Henry fácilmente podría haber dicho que no, pero cuando abrió la boca para decirlo, sintió un nudo en la garganta que le impedía mentir.
«¿Por qué no puedo mentir? Antes era muy fácil mentirle, pero ¿por qué ahora no?», se preguntó Henry.
Henry suspiró.
—Sabes que es ridículo —dijo Henry—. Él es solo un loco obsesionado contigo. Eres tan hermosa que no es de extrañar que muchos hombres te deseen.
Henry envolvió sus brazos alrededor de la cintura de Kate. —Pero yo soy el hombre más afortunado porque puedo abrazarte.
La mirada de Kate se volvió más fría. Empujó a Henry y se dirigió a la sala de estar, dejando a Henry atónito por su rechazo.
Nunca lo había rechazado antes, y sus manos comenzaron a temblar mientras imaginaba lo peor que podría pasar entre ellos.
Siguió a Kate a la sala de estar y la vio apoyada en la pared, cruzando los brazos con la mirada fija en él.
Ya no tenía esa sonrisa que solía tener, y no había besos dulces para él, que solía recibir cuando llegaba a casa después de un largo día de trabajo.
—Katherine…
—No has respondido a mi pregunta, Henry.
Henry intentó acercarse de nuevo a Kate, con la esperanza de que su tacto la tranquilizaría y arreglaría todo, pero parecía que Kate había descubierto su plan.
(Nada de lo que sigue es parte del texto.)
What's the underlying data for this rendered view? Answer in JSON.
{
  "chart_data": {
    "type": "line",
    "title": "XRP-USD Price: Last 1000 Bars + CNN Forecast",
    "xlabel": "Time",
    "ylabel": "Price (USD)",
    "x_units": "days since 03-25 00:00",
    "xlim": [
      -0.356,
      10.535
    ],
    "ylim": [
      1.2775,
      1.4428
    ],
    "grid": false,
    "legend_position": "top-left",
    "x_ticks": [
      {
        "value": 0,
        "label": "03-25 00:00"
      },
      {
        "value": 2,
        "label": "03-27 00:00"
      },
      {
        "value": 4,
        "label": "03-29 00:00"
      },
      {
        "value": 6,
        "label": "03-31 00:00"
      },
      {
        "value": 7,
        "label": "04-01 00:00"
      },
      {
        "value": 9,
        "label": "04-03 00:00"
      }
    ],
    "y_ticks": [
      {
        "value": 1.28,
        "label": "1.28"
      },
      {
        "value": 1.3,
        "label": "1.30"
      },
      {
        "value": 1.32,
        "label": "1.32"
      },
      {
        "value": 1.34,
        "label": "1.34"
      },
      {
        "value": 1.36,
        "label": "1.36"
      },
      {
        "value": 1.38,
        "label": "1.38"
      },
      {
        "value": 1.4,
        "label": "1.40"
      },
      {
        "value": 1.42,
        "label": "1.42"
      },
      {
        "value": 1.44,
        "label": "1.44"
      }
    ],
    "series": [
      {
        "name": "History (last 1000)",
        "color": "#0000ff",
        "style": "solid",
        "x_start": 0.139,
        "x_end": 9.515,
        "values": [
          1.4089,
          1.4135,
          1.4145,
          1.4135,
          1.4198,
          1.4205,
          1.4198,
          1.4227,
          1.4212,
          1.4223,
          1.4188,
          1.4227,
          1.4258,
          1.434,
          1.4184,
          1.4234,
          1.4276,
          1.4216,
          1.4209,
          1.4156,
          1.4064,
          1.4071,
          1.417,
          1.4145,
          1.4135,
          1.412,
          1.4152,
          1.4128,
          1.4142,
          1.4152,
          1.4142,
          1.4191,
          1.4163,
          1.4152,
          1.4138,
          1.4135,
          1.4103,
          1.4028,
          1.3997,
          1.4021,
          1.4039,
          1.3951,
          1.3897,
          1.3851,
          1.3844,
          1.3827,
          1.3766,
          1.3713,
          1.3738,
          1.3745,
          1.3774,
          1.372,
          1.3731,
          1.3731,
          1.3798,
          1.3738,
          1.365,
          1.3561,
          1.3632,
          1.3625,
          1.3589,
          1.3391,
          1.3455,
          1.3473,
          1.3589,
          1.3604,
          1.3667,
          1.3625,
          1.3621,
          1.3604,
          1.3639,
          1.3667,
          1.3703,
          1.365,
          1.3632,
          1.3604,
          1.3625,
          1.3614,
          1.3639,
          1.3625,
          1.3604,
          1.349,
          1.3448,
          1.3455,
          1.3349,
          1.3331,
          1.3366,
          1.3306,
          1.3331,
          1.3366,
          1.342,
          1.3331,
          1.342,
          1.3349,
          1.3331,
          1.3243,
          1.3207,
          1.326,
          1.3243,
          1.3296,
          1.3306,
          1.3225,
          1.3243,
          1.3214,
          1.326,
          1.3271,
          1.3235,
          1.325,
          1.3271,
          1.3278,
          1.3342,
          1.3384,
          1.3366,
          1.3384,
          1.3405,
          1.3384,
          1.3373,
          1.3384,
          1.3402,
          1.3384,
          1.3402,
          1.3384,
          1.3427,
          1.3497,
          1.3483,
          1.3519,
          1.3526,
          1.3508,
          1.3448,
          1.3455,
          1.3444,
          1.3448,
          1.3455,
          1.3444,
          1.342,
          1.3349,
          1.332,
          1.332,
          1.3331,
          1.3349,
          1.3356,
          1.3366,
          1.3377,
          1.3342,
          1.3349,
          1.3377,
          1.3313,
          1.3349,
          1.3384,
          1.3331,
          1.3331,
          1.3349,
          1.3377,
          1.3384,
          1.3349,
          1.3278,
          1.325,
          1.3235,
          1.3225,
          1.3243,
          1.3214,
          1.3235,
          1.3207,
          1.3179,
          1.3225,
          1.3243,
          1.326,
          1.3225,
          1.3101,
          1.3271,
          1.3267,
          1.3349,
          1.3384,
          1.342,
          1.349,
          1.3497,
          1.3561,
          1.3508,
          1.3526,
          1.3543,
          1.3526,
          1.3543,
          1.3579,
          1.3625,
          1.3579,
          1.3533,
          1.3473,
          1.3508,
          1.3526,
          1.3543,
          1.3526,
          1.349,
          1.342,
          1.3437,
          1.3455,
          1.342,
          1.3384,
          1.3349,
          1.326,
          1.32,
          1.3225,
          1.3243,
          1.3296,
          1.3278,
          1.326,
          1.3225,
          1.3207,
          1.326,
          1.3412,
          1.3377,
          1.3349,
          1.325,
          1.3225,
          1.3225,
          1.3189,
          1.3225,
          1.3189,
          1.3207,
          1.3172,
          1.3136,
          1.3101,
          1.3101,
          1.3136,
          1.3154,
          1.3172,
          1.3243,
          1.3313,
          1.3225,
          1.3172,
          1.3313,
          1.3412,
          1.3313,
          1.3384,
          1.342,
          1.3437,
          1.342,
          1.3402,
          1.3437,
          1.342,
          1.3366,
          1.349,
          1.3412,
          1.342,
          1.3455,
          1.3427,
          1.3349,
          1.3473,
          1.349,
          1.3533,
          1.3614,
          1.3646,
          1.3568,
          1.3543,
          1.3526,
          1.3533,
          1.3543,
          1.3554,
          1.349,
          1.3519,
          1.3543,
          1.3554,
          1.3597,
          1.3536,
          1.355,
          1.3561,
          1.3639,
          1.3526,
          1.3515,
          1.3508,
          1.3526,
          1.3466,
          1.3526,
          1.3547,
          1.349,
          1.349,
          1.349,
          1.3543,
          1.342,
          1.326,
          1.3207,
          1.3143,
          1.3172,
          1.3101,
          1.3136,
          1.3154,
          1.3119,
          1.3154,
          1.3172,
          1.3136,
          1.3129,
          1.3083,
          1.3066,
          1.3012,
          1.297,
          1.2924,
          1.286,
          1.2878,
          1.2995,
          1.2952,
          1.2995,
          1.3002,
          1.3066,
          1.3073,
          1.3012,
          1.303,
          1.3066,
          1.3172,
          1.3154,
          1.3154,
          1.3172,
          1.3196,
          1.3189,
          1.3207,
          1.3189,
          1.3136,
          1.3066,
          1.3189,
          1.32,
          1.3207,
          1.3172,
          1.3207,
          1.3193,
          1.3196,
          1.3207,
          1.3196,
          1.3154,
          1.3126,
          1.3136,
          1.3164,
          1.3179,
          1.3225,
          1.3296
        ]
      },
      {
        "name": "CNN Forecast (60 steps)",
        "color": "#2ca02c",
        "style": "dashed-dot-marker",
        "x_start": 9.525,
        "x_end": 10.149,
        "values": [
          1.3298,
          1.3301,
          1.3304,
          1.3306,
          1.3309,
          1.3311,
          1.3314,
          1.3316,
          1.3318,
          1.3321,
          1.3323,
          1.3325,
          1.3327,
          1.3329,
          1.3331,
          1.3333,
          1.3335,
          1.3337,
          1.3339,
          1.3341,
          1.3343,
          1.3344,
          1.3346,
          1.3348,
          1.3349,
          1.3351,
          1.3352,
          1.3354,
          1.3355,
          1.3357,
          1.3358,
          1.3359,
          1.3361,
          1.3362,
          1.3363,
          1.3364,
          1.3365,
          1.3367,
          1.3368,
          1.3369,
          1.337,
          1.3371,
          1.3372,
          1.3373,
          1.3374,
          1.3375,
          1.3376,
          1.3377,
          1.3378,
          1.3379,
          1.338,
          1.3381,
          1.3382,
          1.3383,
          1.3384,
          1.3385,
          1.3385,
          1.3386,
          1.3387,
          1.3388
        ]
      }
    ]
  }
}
—Quédate ahí. No puedes moverte hasta que respondas a mi pregunta.
—Tu pregunta es rara. Por eso no quiero responderla —dijo Henry—. Estás hablando de lo obvio, Gatita…
Cuanto más Henry comenzó a esquivar la simple pregunta, más dolor experimentó ella.
Kate se preguntó si Graham tenía razón de que todo el tiempo había estado siendo engañada.
Kate tenía la mirada clavada en Henry sin parpadear; quería ver alguna verdad en sus ojos, pero Henry seguía esquivando su mirada como si estuviera nervioso por algo.
“No, eso no puede ser. Es un buen hombre y ha estado trabajando tan duro para darnos una buena vida. No me traicionaría de esta manera, ¿verdad?”, Kate intentó tranquilizarse.
Se estaba volviendo loca con la idea de que Henry la estuviera traicionando, así que cuanto más Henry intentaba esquivar la pregunta, más hambre tenía de una respuesta y una garantía.
—Respóndelo, Henry. Es una simple pregunta de sí o no —dijo Kate firmemente—. ¿Alguna vez tuviste un plan para darle nuestro bebé a Marlon, sí o no?
…
Henry bajó la cabeza. Todavía estaba tratando de encontrar maneras de esquivar la pregunta, pero para Kate era como una sentencia de muerte.